USE OF GENOME-EDITING NUCLEASES, PARTICULARLY CRISPR/CAS9 FOR HIGH THROUGHPUT MUTAGENESIS IN ZEBRAFISH

Recent advances in genome editing by zinc finger nucleases (ZFNs), TAL effector nucleases (TALENs) and clustered regularly interspersed palindromic repeat-Cas9 nucleases (CRISPR-Cas9) have revolutionized the use of zebrafish in disease modeling. The nucleases create a double strand break in DNA at the target site leading to the activation of DNA repair pathways. Random insertions and deletions (indels) due to improper repair by non homologous end joining lead to gene knockout mutations whereas homology-directed repair can be favored by providing a template for knock-in of specific mutations or transgenes.

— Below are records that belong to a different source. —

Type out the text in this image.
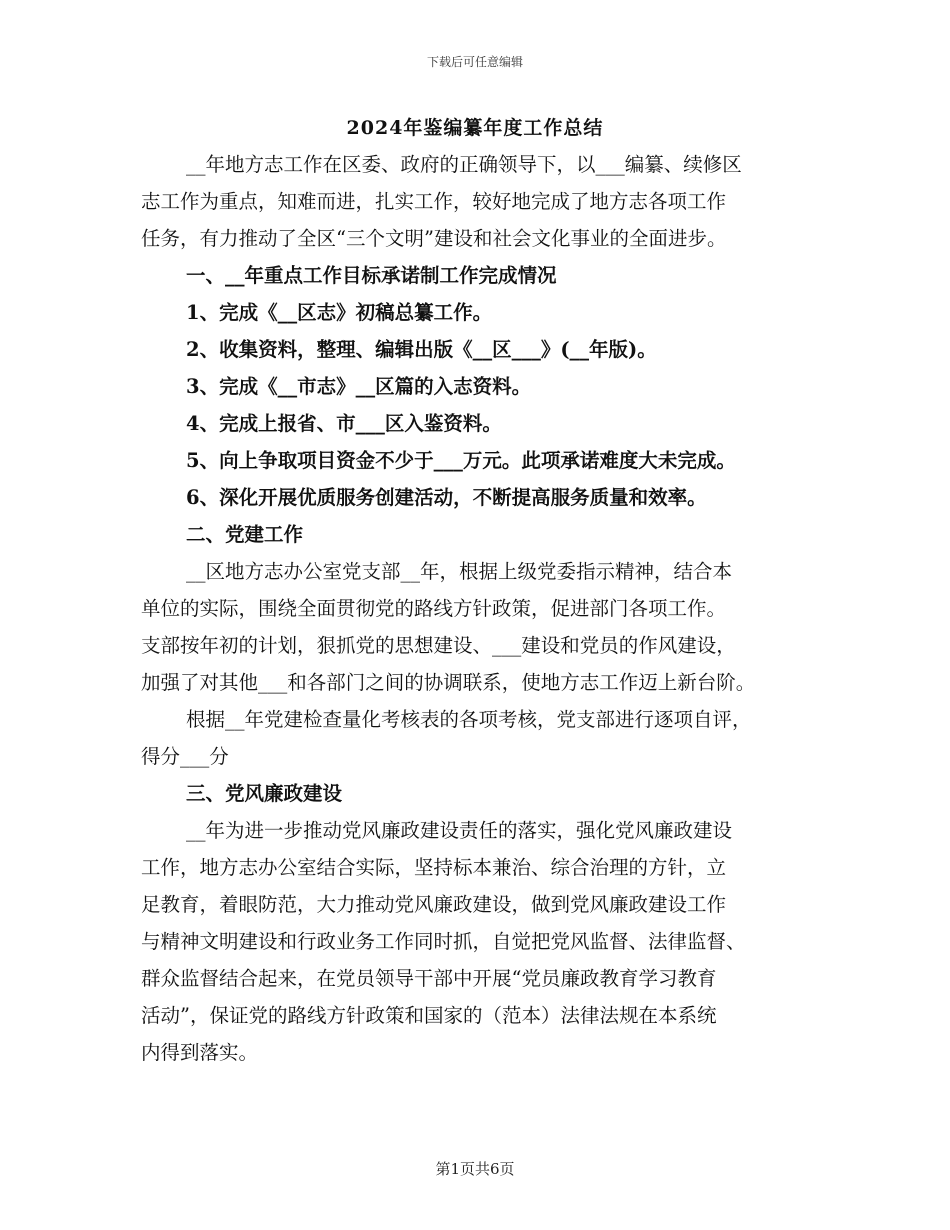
下载后可任意编辑
2024年鉴编纂年度工作总结
__年地方志工作在区委、政府的正确领导下，以___编纂、续修区
志工作为重点，知难而进，扎实工作，较好地完成了地方志各项工作
任务，有力推动了全区“三个文明”建设和社会文化事业的全面进步。
一、__年重点工作目标承诺制工作完成情况
1、完成《__区志》初稿总纂工作。
2、收集资料，整理、编辑出版《__区___》(__年版)。
3、完成《__市志》__区篇的入志资料。
4、完成上报省、市___区入鉴资料。
5、向上争取项目资金不少于___万元。此项承诺难度大未完成。
6、深化开展优质服务创建活动，不断提高服务质量和效率。
二、党建工作
__区地方志办公室党支部__年，根据上级党委指示精神，结合本
单位的实际，围绕全面贯彻党的路线方针政策，促进部门各项工作。
支部按年初的计划，狠抓党的思想建设、___建设和党员的作风建设，
加强了对其他___和各部门之间的协调联系，使地方志工作迈上新台阶。
根据__年党建检查量化考核表的各项考核，党支部进行逐项自评，
得分___分
三、党风廉政建设
__年为进一步推动党风廉政建设责任的落实，强化党风廉政建设
工作，地方志办公室结合实际，坚持标本兼治、综合治理的方针，立
足教育，着眼防范，大力推动党风廉政建设，做到党风廉政建设工作
与精神文明建设和行政业务工作同时抓，自觉把党风监督、法律监督、
群众监督结合起来，在党员领导干部中开展“党员廉政教育学习教育
活动”，保证党的路线方针政策和国家的（范本）法律法规在本系统
内得到落实。
第1页共6页
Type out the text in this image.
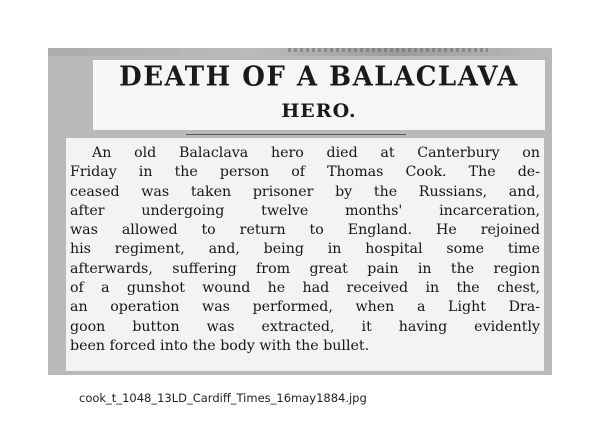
DEATH OF A BALACLAVA
HERO.
An old Balaclava hero died at Canterbury on
Friday in the person of Thomas Cook. The de-
ceased was taken prisoner by the Russians, and,
after undergoing twelve months' incarceration,
was allowed to return to England. He rejoined
his regiment, and, being in hospital some time
afterwards, suffering from great pain in the region
of a gunshot wound he had received in the chest,
an operation was performed, when a Light Dra-
goon button was extracted, it having evidently
been forced into the body with the bullet.
cook_t_1048_13LD_Cardiff_Times_16may1884.jpg
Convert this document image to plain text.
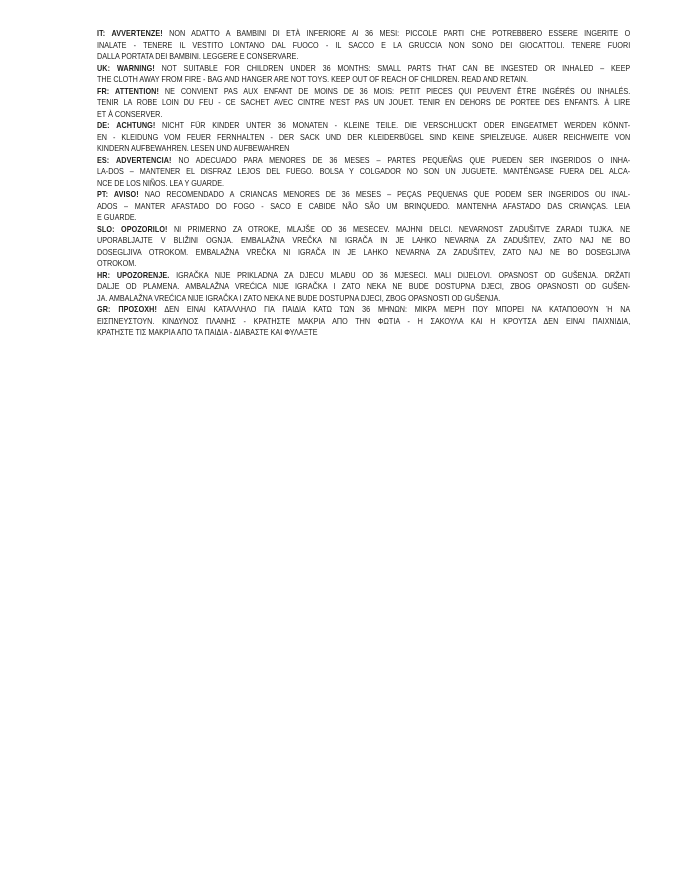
IT: AVVERTENZE! NON ADATTO A BAMBINI DI ETÀ INFERIORE AI 36 MESI: PICCOLE PARTI CHE POTREBBERO ESSERE INGERITE O
INALATE - TENERE IL VESTITO LONTANO DAL FUOCO - IL SACCO E LA GRUCCIA NON SONO DEI GIOCATTOLI. TENERE FUORI
DALLA PORTATA DEI BAMBINI. LEGGERE E CONSERVARE.
UK: WARNING! NOT SUITABLE FOR CHILDREN UNDER 36 MONTHS: SMALL PARTS THAT CAN BE INGESTED OR INHALED – KEEP
THE CLOTH AWAY FROM FIRE - BAG AND HANGER ARE NOT TOYS. KEEP OUT OF REACH OF CHILDREN. READ AND RETAIN.
FR: ATTENTION! NE CONVIENT PAS AUX ENFANT DE MOINS DE 36 MOIS: PETIT PIECES QUI PEUVENT ÊTRE INGÉRÉS OU INHALÉS.
TENIR LA ROBE LOIN DU FEU - CE SACHET AVEC CINTRE N'EST PAS UN JOUET. TENIR EN DEHORS DE PORTEE DES ENFANTS. À LIRE
ET À CONSERVER.
DE: ACHTUNG! NICHT FÜR KINDER UNTER 36 MONATEN - KLEINE TEILE. DIE VERSCHLUCKT ODER EINGEATMET WERDEN KÖNNT-
EN - KLEIDUNG VOM FEUER FERNHALTEN - DER SACK UND DER KLEIDERBÜGEL SIND KEINE SPIELZEUGE. AUßER REICHWEITE VON
KINDERN AUFBEWAHREN. LESEN UND AUFBEWAHREN
ES: ADVERTENCIA! NO ADECUADO PARA MENORES DE 36 MESES – PARTES PEQUEÑAS QUE PUEDEN SER INGERIDOS O INHA-
LA-DOS – MANTENER EL DISFRAZ LEJOS DEL FUEGO. BOLSA Y COLGADOR NO SON UN JUGUETE. MANTÉNGASE FUERA DEL ALCA-
NCE DE LOS NIÑOS. LEA Y GUARDE.
PT: AVISO! NAO RECOMENDADO A CRIANCAS MENORES DE 36 MESES – PEÇAS PEQUENAS QUE PODEM SER INGERIDOS OU INAL-
ADOS – MANTER AFASTADO DO FOGO - SACO E CABIDE NÃO SÃO UM BRINQUEDO. MANTENHA AFASTADO DAS CRIANÇAS. LEIA
E GUARDE.
SLO: OPOZORILO! NI PRIMERNO ZA OTROKE, MLAJŠE OD 36 MESECEV. MAJHNI DELCI. NEVARNOST ZADUŠITVE ZARADI TUJKA. NE
UPORABLJAJTE V BLIŽINI OGNJA. EMBALAŽNA VREČKA NI IGRAČA IN JE LAHKO NEVARNA ZA ZADUŠITEV, ZATO NAJ NE BO
DOSEGLJIVA OTROKOM. EMBALAŽNA VREČKA NI IGRAČA IN JE LAHKO NEVARNA ZA ZADUŠITEV, ZATO NAJ NE BO DOSEGLJIVA
OTROKOM.
HR: UPOZORENJE. IGRAČKA NIJE PRIKLADNA ZA DJECU MLAĐU OD 36 MJESECI. MALI DIJELOVI. OPASNOST OD GUŠENJA. DRŽATI
DALJE OD PLAMENA. AMBALAŽNA VREĆICA NIJE IGRAČKA I ZATO NEKA NE BUDE DOSTUPNA DJECI, ZBOG OPASNOSTI OD GUŠEN-
JA. AMBALAŽNA VREĆICA NIJE IGRAČKA I ZATO NEKA NE BUDE DOSTUPNA DJECI, ZBOG OPASNOSTI OD GUŠENJA.
GR: ΠΡΟΣΟΧΗ! ΔΕΝ ΕΙΝΑΙ ΚΑΤΑΛΛΗΛΟ ΓΙΑ ΠΑΙΔΙΑ ΚΑΤΩ ΤΩΝ 36 ΜΗΝΩΝ: ΜΙΚΡΑ ΜΕΡΗ ΠΟΥ ΜΠΟΡΕΙ ΝΑ ΚΑΤΑΠΟΘΟΥΝ Ή ΝΑ
ΕΙΣΠΝΕΥΣΤΟΥΝ. ΚΙΝΔΥΝΟΣ ΠΛΑΝΗΣ - ΚΡΑΤΗΣΤΕ ΜΑΚΡΙΑ ΑΠΟ ΤΗΝ ΦΩΤΙΑ - Η ΣΑΚΟΥΛΑ ΚΑΙ Η ΚΡΟΥΤΣΑ ΔΕΝ ΕΙΝΑΙ ΠΑΙΧΝΙΔΙΑ,
ΚΡΑΤΗΣΤΕ ΤΙΣ ΜΑΚΡΙΑ ΑΠΟ ΤΑ ΠΑΙΔΙΑ - ΔΙΑΒΑΣΤΕ ΚΑΙ ΦΥΛΑΞΤΕ
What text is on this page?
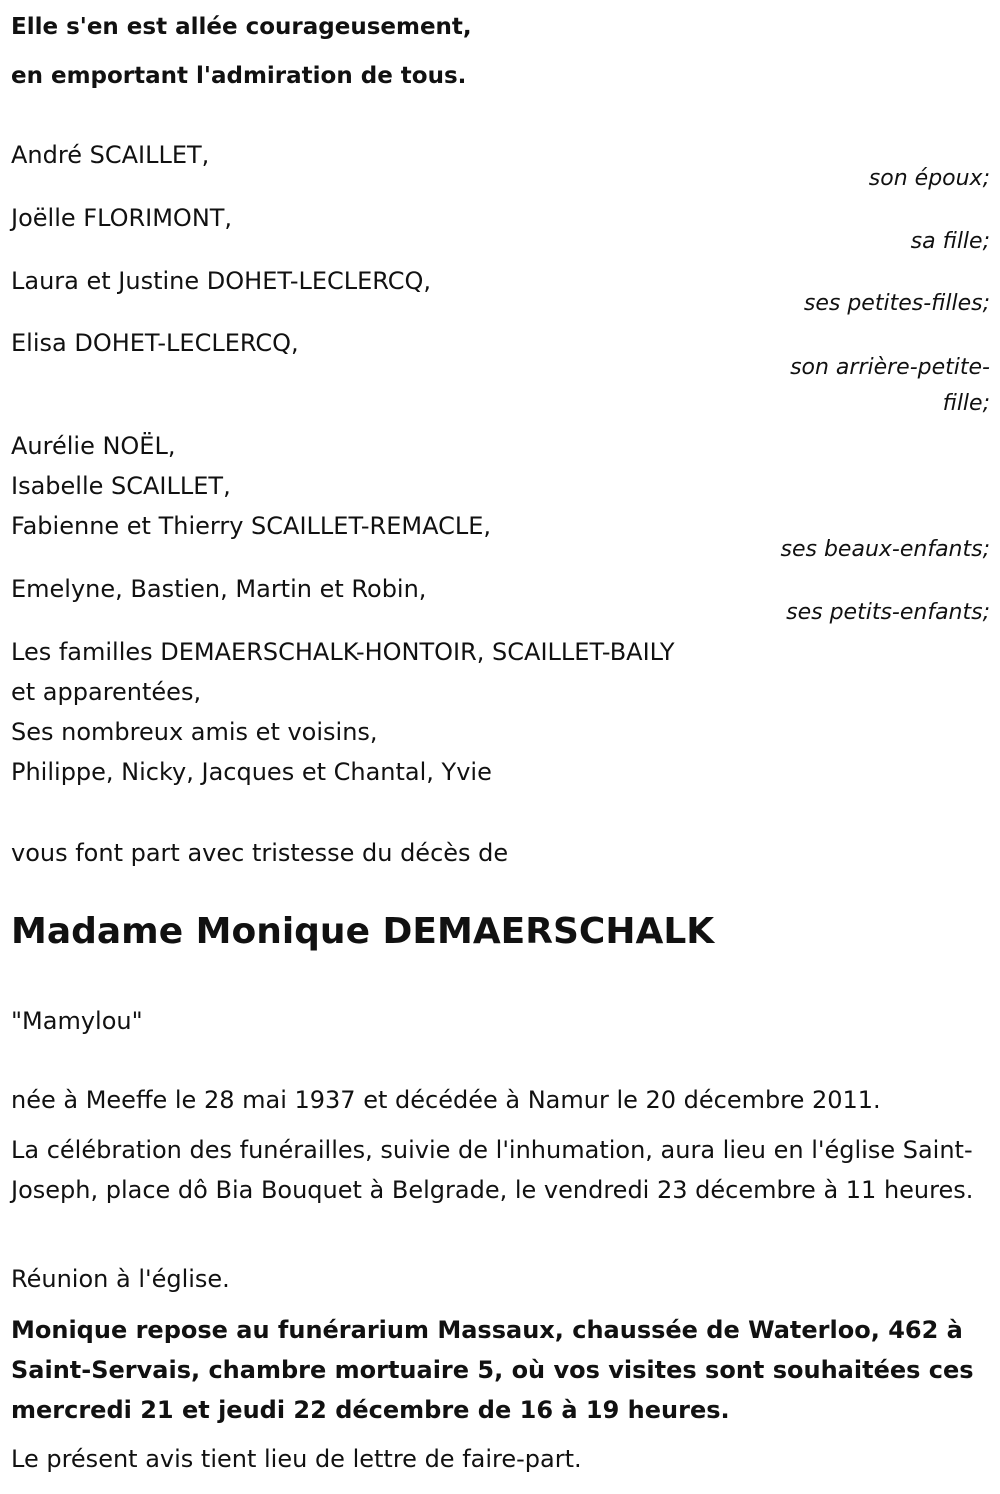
Elle s'en est allée courageusement,
en emportant l'admiration de tous.
André SCAILLET,
son époux;
Joëlle FLORIMONT,
sa fille;
Laura et Justine DOHET-LECLERCQ,
ses petites-filles;
Elisa DOHET-LECLERCQ,
son arrière-petite-fille;
Aurélie NOËL,
Isabelle SCAILLET,
Fabienne et Thierry SCAILLET-REMACLE,
ses beaux-enfants;
Emelyne, Bastien, Martin et Robin,
ses petits-enfants;
Les familles DEMAERSCHALK-HONTOIR, SCAILLET-BAILY
et apparentées,
Ses nombreux amis et voisins,
Philippe, Nicky, Jacques et Chantal, Yvie
vous font part avec tristesse du décès de
Madame Monique DEMAERSCHALK
"Mamylou"
née à Meeffe le 28 mai 1937 et décédée à Namur le 20 décembre 2011.
La célébration des funérailles, suivie de l'inhumation, aura lieu en l'église Saint-Joseph, place dô Bia Bouquet à Belgrade, le vendredi 23 décembre à 11 heures.
Réunion à l'église.
Monique repose au funérarium Massaux, chaussée de Waterloo, 462 à Saint-Servais, chambre mortuaire 5, où vos visites sont souhaitées ces mercredi 21 et jeudi 22 décembre de 16 à 19 heures.
Le présent avis tient lieu de lettre de faire-part.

We have developed a pipeline for high throughput targeted mutagenesis and generated heritable genetic mutations in >150 genes using ZFNs, TALENs and mostly CRISPR/Cas9. Here, we will discuss our approach for high throughput mutagenesis, including detailed protocols for somatic activity analysis, efficient founder screening strategies, and genotyping of the mutant fish. Since we have data from all 3 platforms, we will also present a comparison of their mutagenesis efficiencies and their mutation signatures. To save time and reduce fish husbandry costs, we developed CRISPR-STAT (Somatic Tissue Analysis Test) as a pre-screening tool to identify highly active single-guide RNAs (sgRNAs). Furthermore, we have targeted multiple genes (upto 8) by pooling of sgRNAs and will provide data on its efficiency and impact on cost of founder screening and fish husbandry. We will also present data on the performance of various homology-directed repair mediated knock-in strategies for modeling of disease-associated gain-of-function variants and insertion of transgenes.